By paulgillin | July 6, 2014 - 9:50 am - Posted in Fake News
Steve Outing

Steve Outing

The leaked “innovation” report from The New York Times that made the rounds in May recommends that the company take more risks, move more quickly and consider radical steps to reinvent itself. Steve Outing wonders what would happen if the Times abandoned daily print editions, and he’s built an elaborate “what-if?” model to test the idea.

Outing’s model doesn’t answer the question, but it does provide a new tool with which to evaluate options. “Most news companies aren’t very good at grokking what’s coming at them or what likely futures could be ahead for them,” wrote Outing in an e-mail to us. “What I did was demonstrate one tool of strategic foresight that news companies should consider using.”

Outing would like to get more consulting gigs working for news organizations that need reinvention, and we hope he gets some. A self-described media futurist, he’s been challenging assumptions about the slow-moving newspaper industry for the past two decades. Read more here. We were fans of a blog called Reinventing Classifieds that he launched back in 2008 that recommended radical new ways to revive the highly profitable newspaper classified advertising business. To our knowledge, no on took him up on his ideas.

For this exercise, Outing applies a “Futures Wheel” to envision a Times that only publishes on Sunday. The exercise is meant to envision every impact on the paper’s business, including staffing costs, production savings, new sources  of revenue and circulation revenue. Outing has modeled his scenario out to two levels of detail. To fully understand the implications you need to go to  third level, and that involves surveys and pilots. Outing will do you that for any newspaper that wants to hire him.

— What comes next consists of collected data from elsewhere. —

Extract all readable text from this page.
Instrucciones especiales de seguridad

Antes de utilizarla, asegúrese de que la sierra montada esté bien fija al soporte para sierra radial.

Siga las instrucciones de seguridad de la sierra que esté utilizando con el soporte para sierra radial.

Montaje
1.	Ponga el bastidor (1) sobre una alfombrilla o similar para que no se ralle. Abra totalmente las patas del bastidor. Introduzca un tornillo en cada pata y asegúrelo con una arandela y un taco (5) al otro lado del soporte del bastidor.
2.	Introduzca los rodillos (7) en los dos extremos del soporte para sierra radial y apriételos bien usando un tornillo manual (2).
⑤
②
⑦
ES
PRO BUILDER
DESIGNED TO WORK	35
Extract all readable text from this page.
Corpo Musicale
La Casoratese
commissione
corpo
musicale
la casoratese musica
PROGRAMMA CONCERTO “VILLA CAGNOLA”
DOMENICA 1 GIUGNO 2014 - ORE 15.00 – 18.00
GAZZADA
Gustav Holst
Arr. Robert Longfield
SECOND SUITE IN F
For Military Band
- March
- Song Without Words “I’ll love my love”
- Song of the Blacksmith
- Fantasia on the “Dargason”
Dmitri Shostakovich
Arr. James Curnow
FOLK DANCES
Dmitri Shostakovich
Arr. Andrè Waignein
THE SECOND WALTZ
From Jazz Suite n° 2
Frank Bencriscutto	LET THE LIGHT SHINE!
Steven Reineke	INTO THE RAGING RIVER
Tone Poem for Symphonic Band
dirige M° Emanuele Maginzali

Asked what value news organizations can gain from this exercise, he wrote, “Technological change is accelerating at a faster rate; indeed, exponentially, when it comes to computing power. This means that anyone’s business model can be disrupted, if not obliterated, faster than ever before. So now is a critical time to start seriously using strategic-foresight tools and techniques (futures wheels being just one) to better prepare for likely and plausible challenges and opportunities.”